Jest pan mistrzem świeckiej ceremonii pogrzebowej. Dlaczego wybrał pan taki zawód?

Od dziecka interesowałem się sprawami duchowymi. Z czasem ta duchowość wciągała mnie coraz bardziej. Wszedłem w rytualistykę czy chociażby afirmacje Oznacza to, że zaczęłem interesować się sprawami ezoterycznymi. Poznawałem duchowość, a wraz z tym inne kultury, w tym właśnie różne ceremonie pogrzebowe. Otworzyło to moją świadomość w stosunku do spostrzegania rytualistyki pogrzebowej. Dzięku temu znacznie poszerzyłem swoje horyzonty. W pewnym momencie mojego życia nastał taki czas, że musiałem zmienić to, czym się zajmowałem. Były to różne rzeczy, chociażby garnacarstwo i ceramika. Długo starałem się odpowiedzieć sobie na pytanie, czym tak naprawdę chciałbym się teraz zajmowac. Zależało mi na tym, aby znaleźć taką pracę, by mieć czas dla siebie i dla rodziny, a jednocześnie, żeby były z tego jakieś pieniądze. Pewnego dnia zmarł ojciec partnerki mojego taty. Dowiedziałem się, że jej rodzina poszukuje mistrza ceremonii pogrzebowej. Zmarły był bowiem osobą świecką i nie chciał, aby obrzędy nad jego trumną odprawiał ksiądz. Bardzo mnie to zainteresowało. Zadałem sobie pytanie: „Czemu ja nie mogę się czymś takim zająć?”. I tak zacząłem się kształcić się w tej materii.

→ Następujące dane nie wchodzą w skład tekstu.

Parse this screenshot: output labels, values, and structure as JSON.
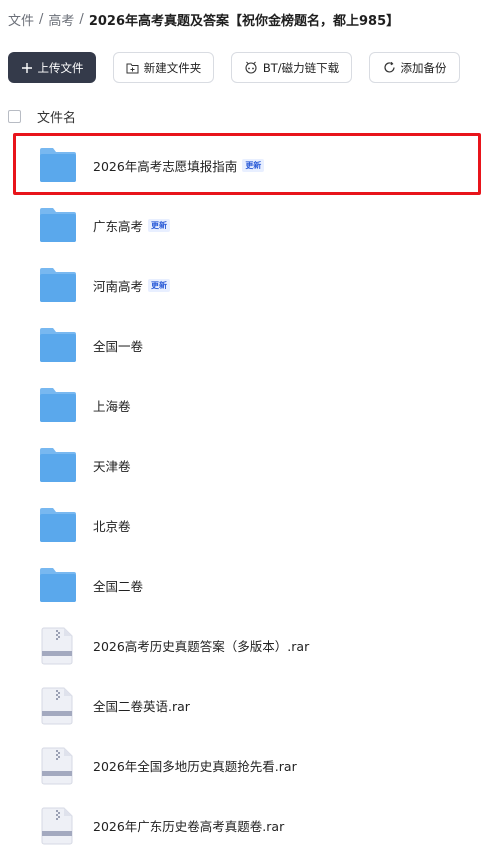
{
  "breadcrumb": {
    "root": "文件",
    "parent": "高考",
    "separator": "/",
    "current": "2026年高考真题及答案【祝你金榜题名，都上985】"
  },
  "toolbar": {
    "upload_label": "上传文件",
    "new_folder_label": "新建文件夹",
    "bt_label": "BT/磁力链下载",
    "backup_label": "添加备份"
  },
  "list_header": {
    "name_label": "文件名"
  },
  "badge_label": "更新",
  "files": [
    {
      "name": "2026年高考志愿填报指南",
      "type": "folder",
      "badge": true,
      "highlighted": true
    },
    {
      "name": "广东高考",
      "type": "folder",
      "badge": true
    },
    {
      "name": "河南高考",
      "type": "folder",
      "badge": true
    },
    {
      "name": "全国一卷",
      "type": "folder",
      "badge": false
    },
    {
      "name": "上海卷",
      "type": "folder",
      "badge": false
    },
    {
      "name": "天津卷",
      "type": "folder",
      "badge": false
    },
    {
      "name": "北京卷",
      "type": "folder",
      "badge": false
    },
    {
      "name": "全国二卷",
      "type": "folder",
      "badge": false
    },
    {
      "name": "2026高考历史真题答案（多版本）.rar",
      "type": "archive",
      "badge": false
    },
    {
      "name": "全国二卷英语.rar",
      "type": "archive",
      "badge": false
    },
    {
      "name": "2026年全国多地历史真题抢先看.rar",
      "type": "archive",
      "badge": false
    },
    {
      "name": "2026年广东历史卷高考真题卷.rar",
      "type": "archive",
      "badge": false
    }
  ],
  "colors": {
    "primary_button": "#343a4a",
    "folder": "#5aa8ec",
    "highlight_border": "#e8141b",
    "badge_text": "#2a5bd7"
  },
  "icons": {
    "upload": "plus-icon",
    "new_folder": "new-folder-icon",
    "bt": "bt-download-icon",
    "backup": "backup-refresh-icon",
    "folder": "folder-icon",
    "archive": "archive-file-icon"
  }
}
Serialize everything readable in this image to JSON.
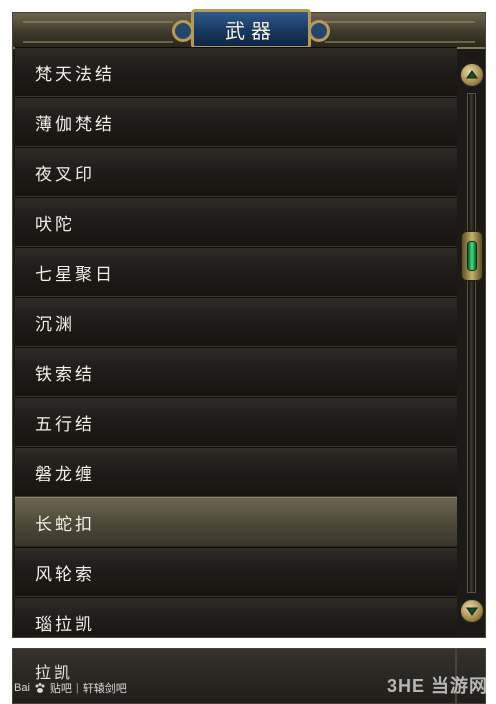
{
  "window": {
    "title": "武器"
  },
  "list": {
    "items": [
      {
        "label": "梵天法结",
        "selected": false
      },
      {
        "label": "薄伽梵结",
        "selected": false
      },
      {
        "label": "夜叉印",
        "selected": false
      },
      {
        "label": "吠陀",
        "selected": false
      },
      {
        "label": "七星聚日",
        "selected": false
      },
      {
        "label": "沉渊",
        "selected": false
      },
      {
        "label": "铁索结",
        "selected": false
      },
      {
        "label": "五行结",
        "selected": false
      },
      {
        "label": "磐龙缠",
        "selected": false
      },
      {
        "label": "长蛇扣",
        "selected": true
      },
      {
        "label": "风轮索",
        "selected": false
      },
      {
        "label": "瑙拉凯",
        "selected": false
      }
    ]
  },
  "scrollbar": {
    "up_icon": "chevron-up-icon",
    "down_icon": "chevron-down-icon",
    "thumb_icon": "green-gem-icon"
  },
  "strip": {
    "label": "拉凯"
  },
  "footer": {
    "left_brand": "Bai",
    "left_brand_icon": "paw-icon",
    "left_site": "贴吧",
    "left_separator": "|",
    "left_forum": "轩辕剑吧",
    "right_watermark": "3HE 当游网"
  },
  "colors": {
    "panel_bg": "#1b1a16",
    "selected_row": "#5a5441",
    "title_plate": "#18385f",
    "gold_trim": "#b89a55",
    "thumb_gem": "#3ee07e"
  }
}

Gdzie odbywa się takie kształcenie? Ile czasu trwa i na czym polega?

Takie kształcenia odbywają się w Instytucie Dobrej Śmierci. Zlokalizowany jest w Warszawie. Instytut zachęca do otwartego dialogu o śmierci jako naturalnej i nieuniknionej części życia każdej i każdego z nas. Podnosi poziom wiedzy o procesie umierania, o różnorodności pochówków i pożegnań. W Instytucie odbywa się szkolenie, po którym możemy zostać mistrzem świeckiej ceremonii pogrzebowej. Uczy się tam m.in. jak zrozumieć człowieka, któremu odeszła osoba najbliższa, jakie są emocje, duchowości. Wszystko co jest niezbędne, aby zostać mistrzem ceremonii.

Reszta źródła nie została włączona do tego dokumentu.